TSGFN Module: To further verify the role of the two-step gated feedforward network module in the transformer, an ablation experiment was conducted by replacing this module with a MLP feedforward neural network. After the replacement, the parameter count and inference speed remained largely unchanged; however, there was a slight decrease in model accuracy. This module in the transformer controls the feature responses between different channels, selectively emphasizing or suppressing image features. When this part of the module is replaced, the flow of information in the network is not affected by the gating mechanism, leading to uncontrolled noise information in the network, resulting in increased model error.

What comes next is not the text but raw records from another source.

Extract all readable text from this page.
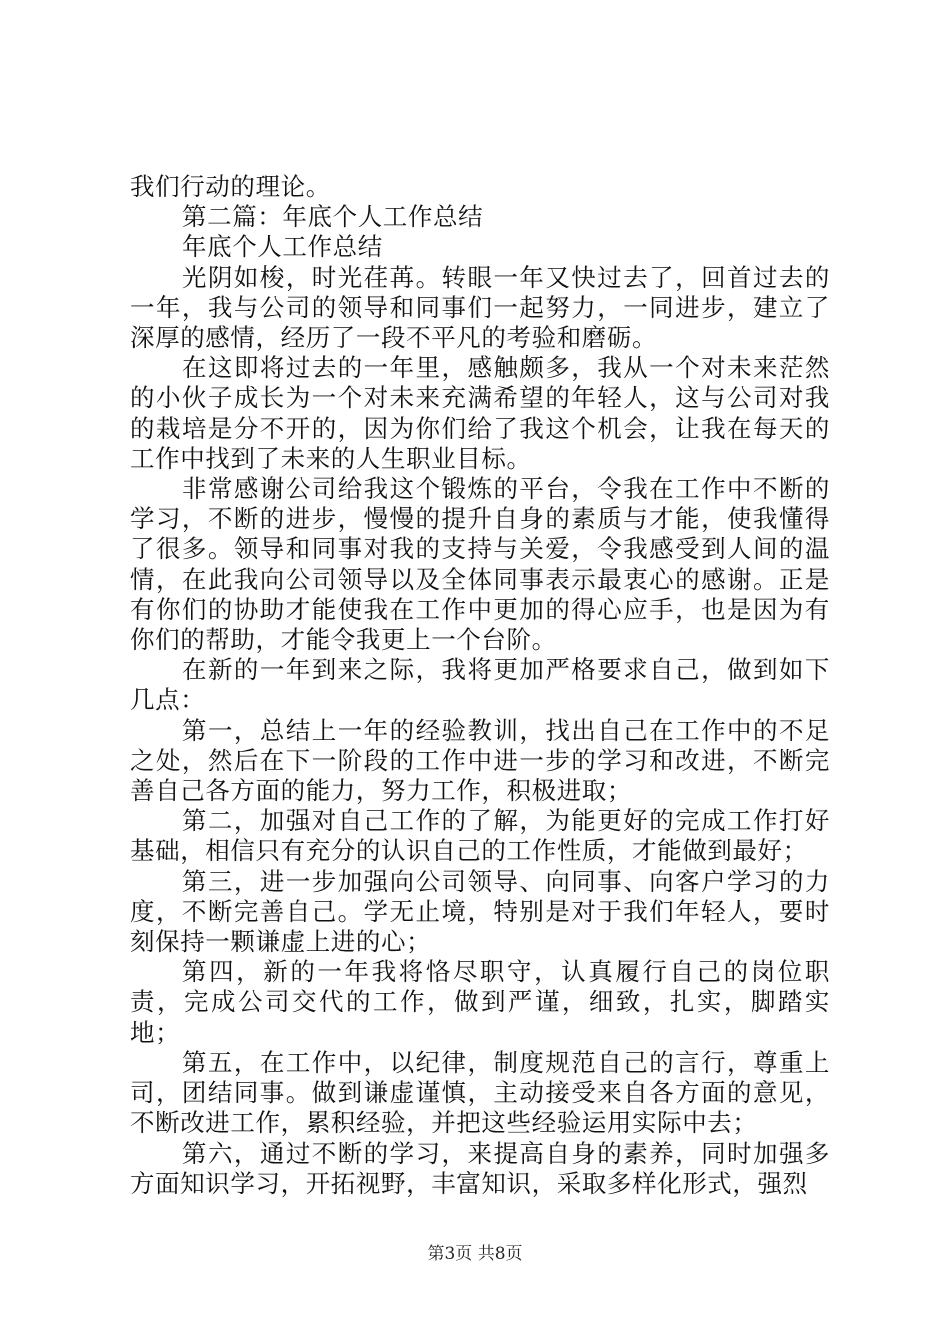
我们行动的理论。

第二篇：年底个人工作总结

年底个人工作总结

光阴如梭，时光荏苒。转眼一年又快过去了，回首过去的一年，我与公司的领导和同事们一起努力，一同进步，建立了深厚的感情，经历了一段不平凡的考验和磨砺。

在这即将过去的一年里，感触颇多，我从一个对未来茫然的小伙子成长为一个对未来充满希望的年轻人，这与公司对我的栽培是分不开的，因为你们给了我这个机会，让我在每天的工作中找到了未来的人生职业目标。

非常感谢公司给我这个锻炼的平台，令我在工作中不断的学习，不断的进步，慢慢的提升自身的素质与才能，使我懂得了很多。领导和同事对我的支持与关爱，令我感受到人间的温情，在此我向公司领导以及全体同事表示最衷心的感谢。正是有你们的协助才能使我在工作中更加的得心应手，也是因为有你们的帮助，才能令我更上一个台阶。

在新的一年到来之际，我将更加严格要求自己，做到如下几点：

第一，总结上一年的经验教训，找出自己在工作中的不足之处，然后在下一阶段的工作中进一步的学习和改进，不断完善自己各方面的能力，努力工作，积极进取；

第二，加强对自己工作的了解，为能更好的完成工作打好基础，相信只有充分的认识自己的工作性质，才能做到最好；

第三，进一步加强向公司领导、向同事、向客户学习的力度，不断完善自己。学无止境，特别是对于我们年轻人，要时刻保持一颗谦虚上进的心；

第四，新的一年我将恪尽职守，认真履行自己的岗位职责，完成公司交代的工作，做到严谨，细致，扎实，脚踏实地；

第五，在工作中，以纪律，制度规范自己的言行，尊重上司，团结同事。做到谦虚谨慎，主动接受来自各方面的意见，不断改进工作，累积经验，并把这些经验运用实际中去；

第六，通过不断的学习，来提高自身的素养，同时加强多方面知识学习，开拓视野，丰富知识，采取多样化形式，强烈

第3页 共8页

Table 4 Ablation experiment results.
Fig. 7
figure 7

Visualization results of the ablation experiment.

Conclusion

The inference speed and estimation accuracy of monocular depth estimation networks are crucial metrics for evaluating algorithms. However, there must be a balance between inference speed and estimation accuracy. A lightweight self-supervised monocular depth estimation method is proposed by integrating an improved transformer to address the issues of large model parameters and low computational efficiency in existing monocular depth estimation networks. This paper validates the effectiveness of the proposed method on two outdoor datasets, namely, the KITTI and Make 3D datasets, and conducts model complexity and real-time verification on three types of devices. The experimental results demonstrate that the proposed method has a model parameter count of only 3.0 M. On the KITTI dataset, it achieves an accuracy of 89.1% on the < 1.25 metric and performs optimally on the Make 3D dataset, indicating good generalizability. Visualization results from both datasets illustrate the ability of the network to effectively extract boundary information of objects such as signs and obstacles in the scene. With an inference speed of 87 FPS on the Nvidia Titan X, real-world experiments on edge devices confirm that the proposed algorithm can be deployed on edge devices, meeting real-time requirements. Compared to other lightweight networks, this proposed network achieves a better balance between accuracy and network inference speed. Through experiments, it was demonstrated that the proposed algorithm can maintain high accuracy while improving computational efficiency, realizing a lightweight self-supervised monocular depth estimation approach.